US Court of Appeals dismisses National Chicken Council challenge to EPA’s rulemaking on GHG reduction compliance for certain ethanol plants
23 July 2012
The US Court of Appeals for the District of Columbia Circuit rejected a petition (Case Nº 10-1107) by the National Chicken Council, National Meat Association, and National Turkey Federation challenging the Environmental Protection Agency’s (EPA) rulemaking on the RFS2. The specific issue was EPA’s interpretation of the Energy Independence and Security Act of 2007 (EISA) language deeming any ethanol plant built in 2008 and 2009 and fired with natural gas, biomass, or any combination thereof to be in compliance with the required 20% reduction in greenhouse gas emissions for the ethanol to be considered “renewable”.
Background. EISA directed EPA to promulgate regulations ensuring that transportation fuel sold in the United States contains certain minimum levels of “renewable fuel” on an average annual basis.
To fulfill that mandate, EPA modified its existing trading program, under which producers generated Renewable Identification Numbers (RINs) for each gallon of renewable fuel. EPA required refiners and importers of transportation fuel to purchase the number of RINs needed to satisfy their proportional share of the EISA’s annual targets.
When produced from a plant than commenced construction after 19 December 2007, ethanol counts as a renewable fuel if it achieves at least a 20% reduction in lifecycle greenhouse gas emissions” in comparison to fossil fuels. However, ethanol from plants built before then is grandfathered in—i.e., it counts as renewable fuel whether it reduces emissions or not.
As another wrinkle, the statute states that for “calendar years 2008 and 2009, any ethanol plant that is fired with natural gas, biomass, or any combination thereof is deemed to be in compliance...with the 20 percent reduction requirement.” EPA read the provision to mean that ethanol plants fired with natural gas and/or biomass that commenced construction in 2008 or 2009 are deemed compliant with the 20% greenhouse gas reduction requirement “indefinitely.”
The petition. “Functionally,” wrote Judge Janice Brown in the decision, “that meant qualifying ethanol plants could generate RINs indefinitely without having to ensure that their ethanol met the emissions-reduction requirement.”
To challenge the interpretation, the petitioners—all of whom represent represent members of the meat industry who purchase corn to use as animal feed—have to show injury traceable to the interpretation. Their claim of injury rested on three claims:
by permitting qualifying ethanol plants to generate RINs indefinitely without having to meet the emissions-reduction requirement, EPA’s interpretation of the provision will lead qualifying ethanol plants to produce more ethanol than they otherwise would have;
this increase in ethanol production by qualifying ethanol plants will lead to an increase in the overall demand for corn; and
this increase in overall corn demand will lead to an increase in the price of corn.

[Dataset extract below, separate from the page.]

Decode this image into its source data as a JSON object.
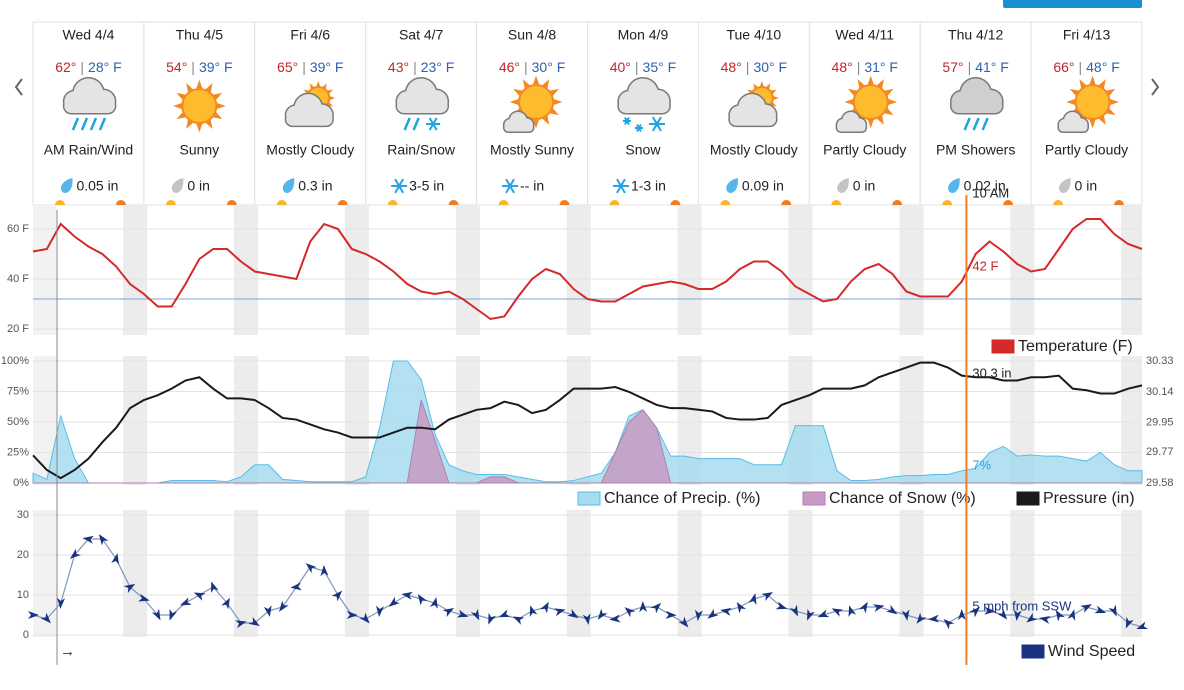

In the decision, Judge Brown wrote that:
...the petitioners have fallen short. If we were to vacate EPA’s interpretation, the only consequence for qualifying ethanol plants is that they would no longer be able to generate RINs without complying with the EISA’s emissions-reduction requirement. The petitioners fail to show a “substantial probability” that qualifying ethanol plants would reduce their ethanol production as a result of that change. True, EPA claimed in the Final Rule that “many of the current technology corn ethanol plants may find it difficult if not impossible to retrofit existing plants to comply with the 20 percent [greenhouse gas] reduction threshold,” and that “[g]iven the difficulty of meeting such threshold, owners of such facilities could decide to shut down the plant.”...But that statement referred to all grandfathered plants, not just the qualifying ethanol plants, and there are good reasons to think the qualifying ethanol plants will find it much easier than the other, older grandfathered plants to meet the emissions-reduction requirement should they have to.
...We should not be understood to foreclose any challenge to EPA’s interpretation of the provision; a different petition, properly supported, could allow us to address the merits of EPA’s reading. But the petitioners here have failed to establish their standing, and their petition for review is accordingly dismissed.